Fahim Christine, Prashad Anupa Jyoti, Silveira Kyle, Chandraraj Arthana, Thombs Brett D, Tonelli Marcello, Thériault Guylène, Grad Roland, Riva John, Colquhoun Heather, Rodin Rachel, Subnath Melissa, Rolland-Harris Elizabeth, Barnhardt Kim, Straus Sharon E
Knowledge Translation Program (Fahim, Prashad, Silveira, Chandraraj, Straus), Li Ka Shing Knowledge Institute, St. Michael's Hospital, Toronto, Ont.; Faculty of Medicine (Thombs, Theriault), McGill University; Lady Davis Institute for Medical Research (Thombs), Jewish General Hospital, Montréal, Que.; Cumming School of Medicine (Tonelli), University of Calgary, Calgary, Alta.; Department of Medicine (Grad), McGill University, Montréal, Que.; Department of Family Medicine (Riva), McMaster University, Hamilton, Ont.; Department of Occupational Science and Occupational Therapy (Colquhoun), University of Toronto, Toronto, Ont.; Public Health Agency of Canada (Rodin, Subnath, Rolland-Harris); Canadian Medical Association Journal (Barnhardt), Ottawa, Ont.; Department of Medicine, Faculty of Medicine (Straus), University of Toronto, Toronto, Ont.
CMAJ Open. 2023 Aug 8;11(4):E684-E695. doi: 10.9778/cmajo.20220121. Print 2023 Jul-Aug.
The Canadian Task Force on Preventive Health Care (task force) develops evidence-based preventive health care guidelines and knowledge translation (KT) tools to facilitate guideline dissemination and implementation. We aimed to determine practitioners' awareness of task force guidelines and KT tools and explore barriers and facilitators to their use.
The task force's KT team completed annual evaluations using surveys and interviews with primary care providers in Canada from 2014 to 2020, to assess practitioners' awareness and determinants of use of task force guidelines and tools. We transcribed interviews verbatim and double-coded them using a framework analysis approach.

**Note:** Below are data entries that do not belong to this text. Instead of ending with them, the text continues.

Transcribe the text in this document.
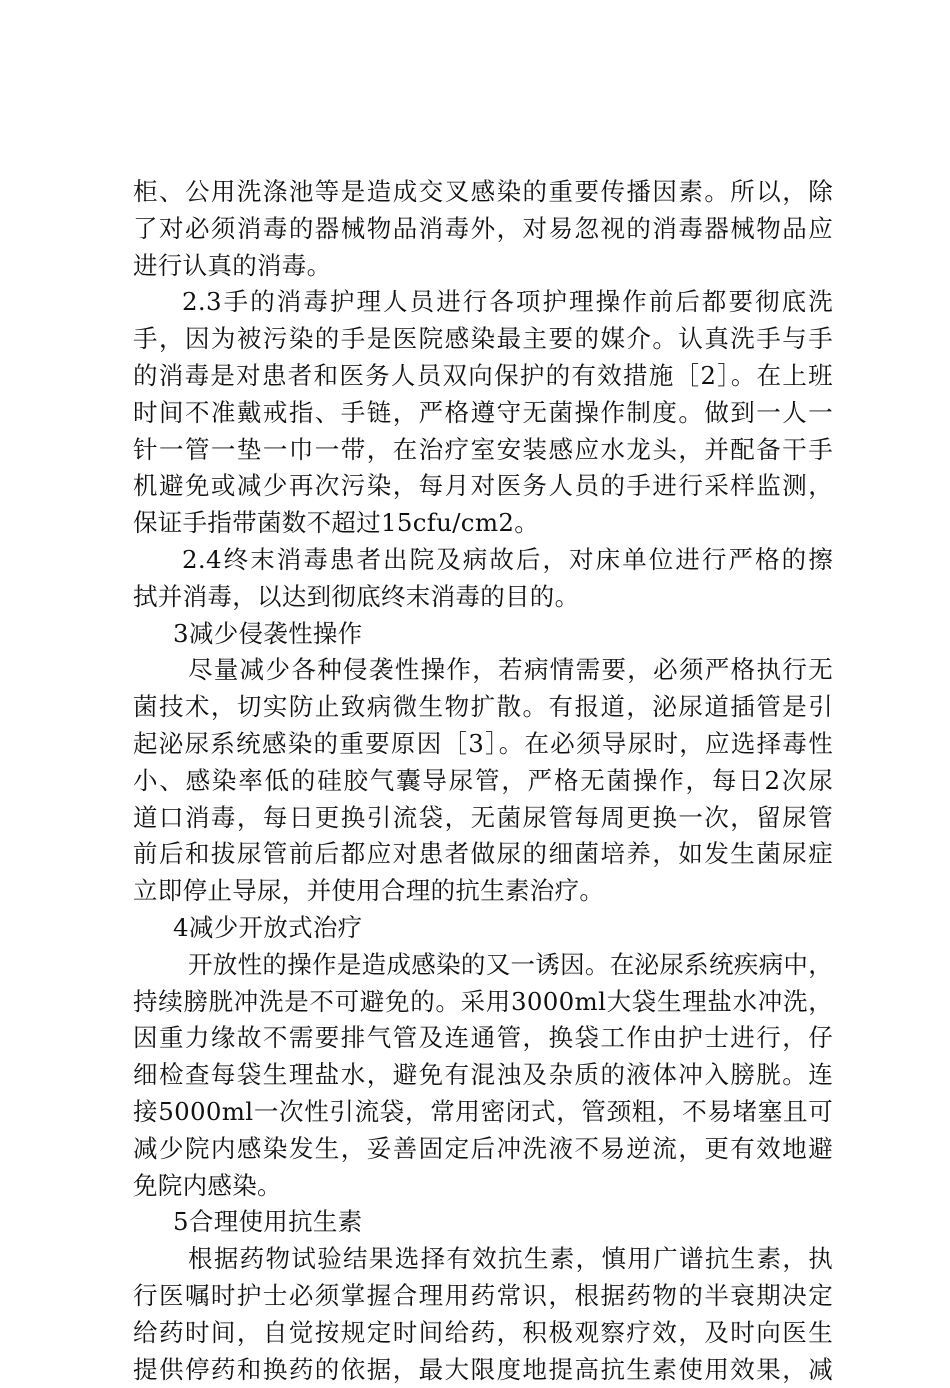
柜、公用洗涤池等是造成交叉感染的重要传播因素。所以，除
了对必须消毒的器械物品消毒外，对易忽视的消毒器械物品应
进行认真的消毒。
2.3手的消毒护理人员进行各项护理操作前后都要彻底洗
手，因为被污染的手是医院感染最主要的媒介。认真洗手与手
的消毒是对患者和医务人员双向保护的有效措施［2］。在上班
时间不准戴戒指、手链，严格遵守无菌操作制度。做到一人一
针一管一垫一巾一带，在治疗室安装感应水龙头，并配备干手
机避免或减少再次污染，每月对医务人员的手进行采样监测，
保证手指带菌数不超过15cfu/cm2。
2.4终末消毒患者出院及病故后，对床单位进行严格的擦
拭并消毒，以达到彻底终末消毒的目的。
3减少侵袭性操作
尽量减少各种侵袭性操作，若病情需要，必须严格执行无
菌技术，切实防止致病微生物扩散。有报道，泌尿道插管是引
起泌尿系统感染的重要原因［3］。在必须导尿时，应选择毒性
小、感染率低的硅胶气囊导尿管，严格无菌操作，每日2次尿
道口消毒，每日更换引流袋，无菌尿管每周更换一次，留尿管
前后和拔尿管前后都应对患者做尿的细菌培养，如发生菌尿症
立即停止导尿，并使用合理的抗生素治疗。
4减少开放式治疗
开放性的操作是造成感染的又一诱因。在泌尿系统疾病中，
持续膀胱冲洗是不可避免的。采用3000ml大袋生理盐水冲洗，
因重力缘故不需要排气管及连通管，换袋工作由护士进行，仔
细检查每袋生理盐水，避免有混浊及杂质的液体冲入膀胱。连
接5000ml一次性引流袋，常用密闭式，管颈粗，不易堵塞且可
减少院内感染发生，妥善固定后冲洗液不易逆流，更有效地避
免院内感染。
5合理使用抗生素
根据药物试验结果选择有效抗生素，慎用广谱抗生素，执
行医嘱时护士必须掌握合理用药常识，根据药物的半衰期决定
给药时间，自觉按规定时间给药，积极观察疗效，及时向医生
提供停药和换药的依据，最大限度地提高抗生素使用效果，减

A total of 1284 primary care practitioners completed surveys and 183 participated in interviews. On average, 79.9% of participants were aware of the task force's 7 cancer screening guidelines, 36.2% were aware of the other 6 screening guidelines and 18.6% were aware of the 3 lifestyle or prevention guidelines. Participants identified 13 barriers and 7 facilitators to guideline and KT tool implementation; these were consistent over time. Participants identified strategies at the public and patient, provider and health systems levels to improve uptake of guidelines.

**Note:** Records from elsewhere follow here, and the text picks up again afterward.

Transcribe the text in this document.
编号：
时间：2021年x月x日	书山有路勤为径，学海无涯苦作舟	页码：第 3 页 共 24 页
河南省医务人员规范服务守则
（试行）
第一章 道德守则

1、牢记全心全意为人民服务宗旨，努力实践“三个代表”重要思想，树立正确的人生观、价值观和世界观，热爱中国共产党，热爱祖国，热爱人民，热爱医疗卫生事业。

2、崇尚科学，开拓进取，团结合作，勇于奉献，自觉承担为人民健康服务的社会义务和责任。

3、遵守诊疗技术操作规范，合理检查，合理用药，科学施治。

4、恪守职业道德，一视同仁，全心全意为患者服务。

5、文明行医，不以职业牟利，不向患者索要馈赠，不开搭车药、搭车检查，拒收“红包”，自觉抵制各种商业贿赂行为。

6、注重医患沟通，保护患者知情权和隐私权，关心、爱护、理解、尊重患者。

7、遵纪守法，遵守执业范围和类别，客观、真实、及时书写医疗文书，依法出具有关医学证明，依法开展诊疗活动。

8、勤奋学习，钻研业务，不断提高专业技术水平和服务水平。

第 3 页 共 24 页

Canadian primary care practitioners were more aware of task force cancer screening guidelines than its other preventive health guidelines. Over the 6-year period, participants consistently reported barriers to guideline uptake, including misalignment with patient preferences and other provincial or specialty guideline organizations. Further evaluations will assess tailored strategies to address the barriers identified.
加拿大预防性医疗保健特别工作组(特别工作组)制定基于证据的预防性医疗保健指南和知识转化(KT)工具,以促进指南的传播和实施。我们旨在确定从业者对特别工作组指南和KT工具的认知情况,并探讨使用这些指南和工具的障碍及促进因素。

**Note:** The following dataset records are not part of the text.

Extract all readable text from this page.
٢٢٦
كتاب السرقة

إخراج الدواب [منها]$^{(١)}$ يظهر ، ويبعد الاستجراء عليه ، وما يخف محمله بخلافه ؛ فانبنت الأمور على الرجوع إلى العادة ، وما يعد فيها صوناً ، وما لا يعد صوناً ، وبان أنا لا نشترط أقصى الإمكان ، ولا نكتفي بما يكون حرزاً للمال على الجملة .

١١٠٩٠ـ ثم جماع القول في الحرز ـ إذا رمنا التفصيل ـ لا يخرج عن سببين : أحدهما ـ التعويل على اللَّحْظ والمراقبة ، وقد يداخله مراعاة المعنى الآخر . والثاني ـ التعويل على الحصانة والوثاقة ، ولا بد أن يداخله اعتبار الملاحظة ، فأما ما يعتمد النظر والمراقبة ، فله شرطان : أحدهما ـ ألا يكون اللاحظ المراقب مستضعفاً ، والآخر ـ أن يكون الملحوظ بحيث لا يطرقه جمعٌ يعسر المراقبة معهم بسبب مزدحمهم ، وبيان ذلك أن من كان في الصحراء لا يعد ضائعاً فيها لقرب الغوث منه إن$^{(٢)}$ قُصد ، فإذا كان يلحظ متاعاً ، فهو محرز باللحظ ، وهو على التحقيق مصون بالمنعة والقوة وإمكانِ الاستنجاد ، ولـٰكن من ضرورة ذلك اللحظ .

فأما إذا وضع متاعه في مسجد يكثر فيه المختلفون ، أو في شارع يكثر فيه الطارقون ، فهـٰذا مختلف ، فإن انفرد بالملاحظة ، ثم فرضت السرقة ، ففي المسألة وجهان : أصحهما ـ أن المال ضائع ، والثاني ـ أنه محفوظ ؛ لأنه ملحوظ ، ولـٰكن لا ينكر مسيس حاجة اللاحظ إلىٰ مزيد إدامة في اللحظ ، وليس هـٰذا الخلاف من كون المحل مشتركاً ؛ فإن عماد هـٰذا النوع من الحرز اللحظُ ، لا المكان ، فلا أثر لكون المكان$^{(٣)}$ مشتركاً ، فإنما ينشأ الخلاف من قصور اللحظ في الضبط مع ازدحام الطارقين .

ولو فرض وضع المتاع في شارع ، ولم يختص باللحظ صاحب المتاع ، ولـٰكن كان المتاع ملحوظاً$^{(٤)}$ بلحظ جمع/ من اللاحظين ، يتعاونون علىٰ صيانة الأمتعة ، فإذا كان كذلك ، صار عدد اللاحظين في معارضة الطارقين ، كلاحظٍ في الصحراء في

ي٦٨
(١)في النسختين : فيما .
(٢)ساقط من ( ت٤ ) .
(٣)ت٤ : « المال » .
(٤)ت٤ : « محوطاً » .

特别工作组的KT团队在2014年至2020年期间,通过对加拿大初级保健提供者进行调查和访谈来完成年度评估,以评估从业者对特别工作组指南和工具的认知情况及使用的决定因素。我们逐字转录访谈内容,并使用框架分析方法进行双重编码。
共有1284名初级保健从业者完成了调查,183人参与了访谈。平均而言,79.9%的参与者知晓特别工作组的7项癌症筛查指南,36.2%的人知晓其他6项筛查指南,18.6%的人知晓3项生活方式或预防指南。参与者确定了指南和KT工具实施的13项障碍和7项促进因素;这些因素在不同时间保持一致。参与者在公众和患者、提供者及卫生系统层面确定了提高指南采纳率的策略。
加拿大初级保健从业者对特别工作组的癌症筛查指南的知晓程度高于其他预防性医疗保健指南。在这6年期间,参与者一直报告指南采纳存在障碍,包括与患者偏好以及其他省级或专业指南组织不一致。进一步的评估将评估针对已确定障碍的定制策略。